Fussball mal anders...

Lena Suworow 30.05.2010 13:19 Themen: Antifa Freiräume
Am gestrigen Samstag spielte im Babelsberger Karl-Liebknecht-Stadion der SV Babelsberg 03 gegen den FC St. Pauli II und gewann mit 4:1. Dies war zugleich das Saisonfinale und Aufstiegsfest, denn Babelsberg 03 spielt zukünftig in der 3. Bundesliga. Ein Novum dürfte sein, dass das Fussballspiel gänzlich ohne Polizei und Blocktrennung von statten ging.
Am Abend fand der zweite Tag des Ultrash-Festivals im autonomen Jugendzentrum "Archiv" statt.
Außerdem gibt es in Potsdam eine Diskussion zum Public-Viewing für die bevorstehende Fussball-WM auf dem zukünftigen selbstverwalteten Jugendzentrum "Freiland" ohne Nationalfahnen.
Babelsberg 03 gegen den FC St. Pauli (wenn auch nur die zweite Mannschaft), dazu letztes Spiel in der Regionalliga und zugleich Aufstiegsfeier für das Team, dies bedeutet natürlich ein Highlight in der antifaschistischen Fussballszene. So waren dann auch mehr als 2500 Zuschauer_Innen im Karl-Liebknecht-Stadion, darunter neben den Babelsberger Heimfans natürlich auch ca. 100 Hamburger und mehrere Freunde aus Leipzig (Chemie), Düsseldorf (Fortuna) oder Berlin (TeBe).

Schon der Weg zum Stadion war ungewöhnlich.
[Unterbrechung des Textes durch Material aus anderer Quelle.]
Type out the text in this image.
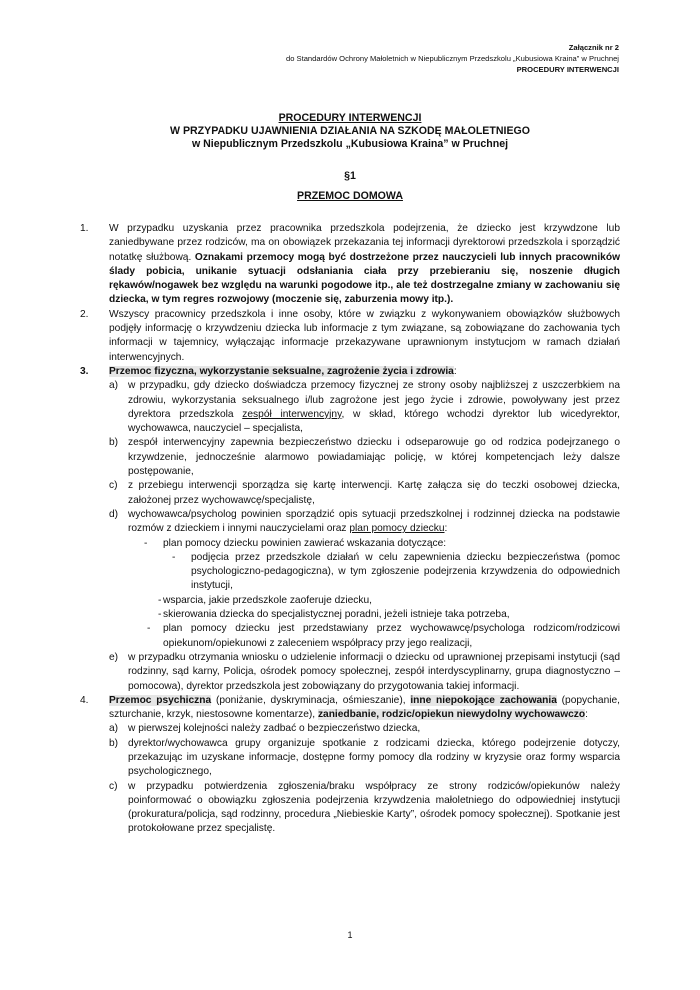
Załącznik nr 2
do Standardów Ochrony Małoletnich w Niepublicznym Przedszkolu „Kubusiowa Kraina” w Pruchnej
PROCEDURY INTERWENCJI
PROCEDURY INTERWENCJI
W PRZYPADKU UJAWNIENIA DZIAŁANIA NA SZKODĘ MAŁOLETNIEGO
w Niepublicznym Przedszkolu „Kubusiowa Kraina” w Pruchnej
§1
PRZEMOC DOMOWA
1. W przypadku uzyskania przez pracownika przedszkola podejrzenia, że dziecko jest krzywdzone lub zaniedbywane przez rodziców, ma on obowiązek przekazania tej informacji dyrektorowi przedszkola i sporządzić notatkę służbową. Oznakami przemocy mogą być dostrzeżone przez nauczycieli lub innych pracowników ślady pobicia, unikanie sytuacji odsłaniania ciała przy przebieraniu się, noszenie długich rękawów/nogawek bez względu na warunki pogodowe itp., ale też dostrzegalne zmiany w zachowaniu się dziecka, w tym regres rozwojowy (moczenie się, zaburzenia mowy itp.).
2. Wszyscy pracownicy przedszkola i inne osoby, które w związku z wykonywaniem obowiązków służbowych podjęły informację o krzywdzeniu dziecka lub informacje z tym związane, są zobowiązane do zachowania tych informacji w tajemnicy, wyłączając informacje przekazywane uprawnionym instytucjom w ramach działań interwencyjnych.
3. Przemoc fizyczna, wykorzystanie seksualne, zagrożenie życia i zdrowia:
a) w przypadku, gdy dziecko doświadcza przemocy fizycznej ze strony osoby najbliższej z uszczerbkiem na zdrowiu, wykorzystania seksualnego i/lub zagrożone jest jego życie i zdrowie, powoływany jest przez dyrektora przedszkola zespół interwencyjny, w skład, którego wchodzi dyrektor lub wicedyrektor, wychowawca, nauczyciel – specjalista,
b) zespół interwencyjny zapewnia bezpieczeństwo dziecku i odseparowuje go od rodzica podejrzanego o krzywdzenie, jednocześnie alarmowo powiadamiając policję, w której kompetencjach leży dalsze postępowanie,
c) z przebiegu interwencji sporządza się kartę interwencji. Kartę załącza się do teczki osobowej dziecka, założonej przez wychowawcę/specjalistę,
d) wychowawca/psycholog powinien sporządzić opis sytuacji przedszkolnej i rodzinnej dziecka na podstawie rozmów z dzieckiem i innymi nauczycielami oraz plan pomocy dziecku:
- plan pomocy dziecku powinien zawierać wskazania dotyczące:
- podjęcia przez przedszkole działań w celu zapewnienia dziecku bezpieczeństwa (pomoc psychologiczno-pedagogiczna), w tym zgłoszenie podejrzenia krzywdzenia do odpowiednich instytucji,
- wsparcia, jakie przedszkole zaoferuje dziecku,
- skierowania dziecka do specjalistycznej poradni, jeżeli istnieje taka potrzeba,
- plan pomocy dziecku jest przedstawiany przez wychowawcę/psychologa rodzicom/rodzicowi opiekunom/opiekunowi z zaleceniem współpracy przy jego realizacji,
e) w przypadku otrzymania wniosku o udzielenie informacji o dziecku od uprawnionej przepisami instytucji (sąd rodzinny, sąd karny, Policja, ośrodek pomocy społecznej, zespół interdyscyplinarny, grupa diagnostyczno – pomocowa), dyrektor przedszkola jest zobowiązany do przygotowania takiej informacji.
4. Przemoc psychiczna (poniżanie, dyskryminacja, ośmieszanie), inne niepokojące zachowania (popychanie, szturchanie, krzyk, niestosowne komentarze), zaniedbanie, rodzic/opiekun niewydolny wychowawczo:
a) w pierwszej kolejności należy zadbać o bezpieczeństwo dziecka,
b) dyrektor/wychowawca grupy organizuje spotkanie z rodzicami dziecka, którego podejrzenie dotyczy, przekazując im uzyskane informacje, dostępne formy pomocy dla rodziny w kryzysie oraz formy wsparcia psychologicznego,
c) w przypadku potwierdzenia zgłoszenia/braku współpracy ze strony rodziców/opiekunów należy poinformować o obowiązku zgłoszenia podejrzenia krzywdzenia małoletniego do odpowiedniej instytucji (prokuratura/policja, sąd rodzinny, procedura „Niebieskie Karty”, ośrodek pomocy społecznej). Spotkanie jest protokołowane przez specjalistę.
1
Während Polizisten sonst an jeder Ecke für "Ordnung und Sicherheit" sorgen, Heim- und Gästefans trennen und den Naziladen bewachen, war gestern nicht ein Bullenauto zu sehen. Statt dessen bevölkerten Fussballfans die Karl-Liebknecht-Straße, die Cafes und den Fanladen in der Karl-Gruhl-Straße.
Im Stadion wurde für dieses Spiel die sonst übliche Blocktrennung aufgehoben, warum auch die befreundeten Fangruppen voneinander trennen. Die Polizei war im Stadion nicht anzutreffen, nur der vorgeschriebene Ordnungsdienst war anwesend, hielt sich aber im Hintergrund. Der Pufferblock zwischen der Nordkurve (Babelsberg-Kurve) und Gästeblock, sonst Standpunkt der häufig filmenden Polizei, war offen und wurde als zusätzlicher Fanblock genutzt. So schlenderten dann auch die Fans zahlreich zwischen den Blöcken und hatten Spaß miteinander. Spaß machte auch der Support der beiden Teams, auch wenn stimmungstechnisch sicherlich mehr bei beiden Fanszenen geht. Bei bestem Wetter hatte das Babelsberger Team mit den Hamburgern keine Probleme, dominierte spielerisch und gewann swchließlich mit 4:1. Der Aufstieg in die 3. Bundesliga wurde schon vor zwei Wochen klar gemacht.
Im Stadion selber kam mensch sich wie bei einem alternativen Festival vor. Auf dem Nebenplatz stand eine Bühne für das Konzert nach dem Spiel, der Soundcheck beider Bands (Los Bomberos de Monte Cruz und Blitztraktor) ließ ab und an Musikfetzen herüber wehen, während im Stadion Punks, Antifas, Altautonome und andere alternative Menschen einen Großteil des Stadions in ihrer Hand hatten. Die Stimmung war überall sehr angenehm und viele meinten, dass sie so ein Erlebnis mit vielen Freunden und ohne Bullen selten gesehen haben. Der Verlauf dieser Veranstaltung hat somit auch gezeigt, wie entspannt ein Fussballspiel gestaltet werden kann, wenn keine Nazis, verfeindete Fangruppen oder Bullen im und um das Stadion präsent sind.
Nach dem Spiel folgte eine Feier auf dem Rasen, die aber von vielen Personen kritisch gesehen worden ist, da dies eine Feier war, in welcher der DFB mit einbezogen war. Auch ließen es sich so "tolle" 03-Fans wie der Innenminister des Landes Brandenburg Rainer Speer oder Oberbürgermeister von Potsdam Jann Jakobs nicht nehmen, profilierungssüchtig Glückwünsche aussprechen zu müssen. Buuh-Rufe gegen untern anderem diese Personen und Anti-DFB-Gesänge wurden von einem Teil der Fanszene angestimmt. Geehrt wurden schließlich noch zwei langverdiente Babelsberger Spieler, die zur neuen Saison den Verein verlassen.
Zum Ende spielten dann die bereits genannten Bands auf einer Bühne und mensch konnte bei Bier oder einem Cocktail dem Rest-Nachmittag fröhnen.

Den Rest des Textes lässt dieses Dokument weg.